A tale of two perspectives... First, the perspective of businesspeople. In many organizations saying "IT" inspires the meaning those people in the IT department. The association of "IT" to the "IT department" evolved from the days of the mainframe. All the IT resources were consolidated in a mainframe computer—and many times in a single computer room. Centralized planning fostered the personification that "IT" was an autocratic ruler—if you want to play with my toys then you play with them under my terms. Like some societies, autocratic rule may have worked when the mainframe was the only choice, but it did not work when choice was infused into the environment.
Distributed and decentralized implementation became the norm with the advent of personal computers and local area networks. Decentralization of computing increased choice—for many businesspeople it was easier to create solutions without the aid of IT. For some the personification of "IT" devolved from the autocratic ruler to being a business roadblock based on fighting the loss of control. Many IT departments evolved to counteract this perception. Leadership changes occurred -- new CIO, new regime, new ideas -- but the perception does not change in an instant. For some IT organizations the new tools opened up the possibility to enable new business capabilities. For them, the personification became business enabler.

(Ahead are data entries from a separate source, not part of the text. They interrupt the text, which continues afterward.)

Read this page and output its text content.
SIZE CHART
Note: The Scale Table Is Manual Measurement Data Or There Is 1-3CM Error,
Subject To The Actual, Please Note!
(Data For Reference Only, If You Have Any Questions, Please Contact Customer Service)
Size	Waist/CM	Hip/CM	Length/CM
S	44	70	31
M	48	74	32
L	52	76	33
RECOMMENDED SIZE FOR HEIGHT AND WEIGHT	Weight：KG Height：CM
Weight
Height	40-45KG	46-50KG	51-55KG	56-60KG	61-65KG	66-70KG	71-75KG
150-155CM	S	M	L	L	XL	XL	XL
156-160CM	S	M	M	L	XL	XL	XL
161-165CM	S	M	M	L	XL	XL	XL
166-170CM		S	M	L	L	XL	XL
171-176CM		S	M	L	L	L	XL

Complexity has also taken its toll on the personification of IT. Many IT organizations have defined their value based on the ability to deal with complexity. Many times we pride ourselves on how much complexity we deal with. We may even say "you don't need to know, it is way too complex for you to understand." The message sent is "if it is complex IT will do it", however the perception can become "if it does not appear to be complex then I don't need to involve them".
Next is the perspective of ITpeople. The business of IT -- It is likely that you have heard this phrase. The phrase evolved from a time when many IT departments were failing to manage costs and generate value. They realized that like any good business it is important to focus on efficiency, effectiveness, and the value proposition for your customers. However, some IT departments took this too literally. The business of IT became our business is IT.
Sure, some organizations provide IT services to other private or public sector organizations as their core business. These types of organizations have a business model based on revenue from IT services. This does not describe the IT departments I refer too. Even if you are a financial services firm where information technology is embedded into most of what you do, your business is not the sale of information technology services, it is financial services.
Back to the questions -- Are you an IT person or a business person? Is IT the department or the enabler of business capabilities? I suggest that whether you are a business or technical professional, we are all businesspeople.
So, is this blog post about role reversal or just a necessary adjustment to perspective? You decide.